Baking
Best Cornstarch Substitutes
Out of Cornstarch? Here are 3 real substitutes, ranked and ratio-backed.
1. All-purpose flour
Ratio: 2 tbsp flour per 1 tbsp cornstarch
Thickens more slowly and gives a slightly opaque, matte finish instead of cornstarch's glossy sheen — needs a longer simmer to fully cook out the raw-flour taste.
Best for: sauces, gravies
2. Arrowroot starch
Ratio: 1:1
Very close substitute — thickens at a lower temperature and stays glossy, but breaks down (thins back out) if boiled too long or reheated repeatedly.
Best for: sauces, glazes
3. Potato starch
Ratio: 1:1
Similar thickening power and gloss to cornstarch, but loses thickening power if boiled for too long.
Best for: sauces, baking
Cornstarch substitutes are almost all about matching thickening power in a sauce, gravy, or pie filling — none of the three options below are meant for baking, since cornstarch's role in most recipes is specifically as a liquid thickener, not a structural flour replacement.
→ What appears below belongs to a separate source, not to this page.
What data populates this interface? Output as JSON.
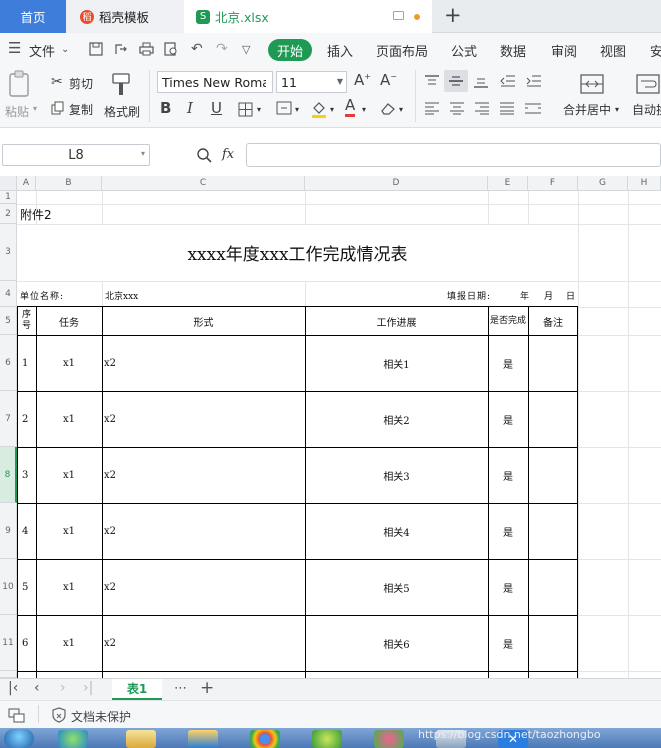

Flour is the most common substitute simply because it's already in most kitchens, but it needs roughly double the quantity and a longer simmer to fully thicken and lose its raw taste — a meaningfully different cooking process than cornstarch's fast, nearly instant thickening once it hits a simmering liquid.
Arrowroot and potato starch are both closer matches to cornstarch's actual thickening behavior (fast, glossy, low-temperature activation) than flour is, which is why they're the preferred substitutes in recipes where cornstarch's glossy finish specifically matters, like a fruit pie filling or a stir-fry sauce.
A cornstarch slurry technique — stirring the starch into a small amount of COLD liquid first, then whisking that slurry into the hot dish — matters just as much for a substitute as it does for cornstarch itself, since dumping any of these three starches directly into a simmering liquid produces clumps no amount of stirring fully breaks up afterward; the substitutes inherit this same practical requirement even though the substitution note doesn't always spell it out.
A glossy fruit glaze for a tart or a cheesecake topping is a specific case where the choice among these substitutes matters more than usual — arrowroot holds its clarity and shine at room temperature noticeably better than potato starch does over several hours, which is why a bakery-style glossy finish more often leans on arrowroot specifically, not just any cornstarch-adjacent starch that happens to be in the pantry.
Need to convert Cornstarch first? See its conversion page.
Frequently asked questions
Why does flour need double the amount of cornstarch to thicken the same way?
Cornstarch is a purer, more concentrated starch than flour, which also contains protein and other components that dilute its thickening power — roughly twice as much flour is needed to match cornstarch's thickening effect in the same liquid.
Is arrowroot a better substitute than potato starch?
They're both closer matches to cornstarch than flour is, but arrowroot has one specific advantage: it stays glossy and clear even after prolonged cooking, while potato starch (like cornstarch itself) can lose thickening power if boiled too long.
Can I use these substitutes in a recipe that needs to be reheated later, like a sauce made ahead of time?
Arrowroot is the least reliable of the three for a reheated dish, since it thins out if reheated repeatedly — cornstarch or potato starch generally hold up somewhat better through a single reheat, though none of them are as stable as flour-thickened sauces for repeated reheating.
Is tapioca starch a good cornstarch substitute too, even though it's not listed here?
It can work similarly to arrowroot in texture and clarity, though this site's substitute list is bounded to the most commonly recommended, well-tested options rather than every starch that could theoretically work.
Does the flour substitute for cornstarch work in a cold application, like a pudding that isn't cooked further?
Not well — flour needs sustained heat to lose its raw taste and fully thicken, which a cold or barely-warmed application won't provide, making cornstarch or one of its closer substitutes the better choice there.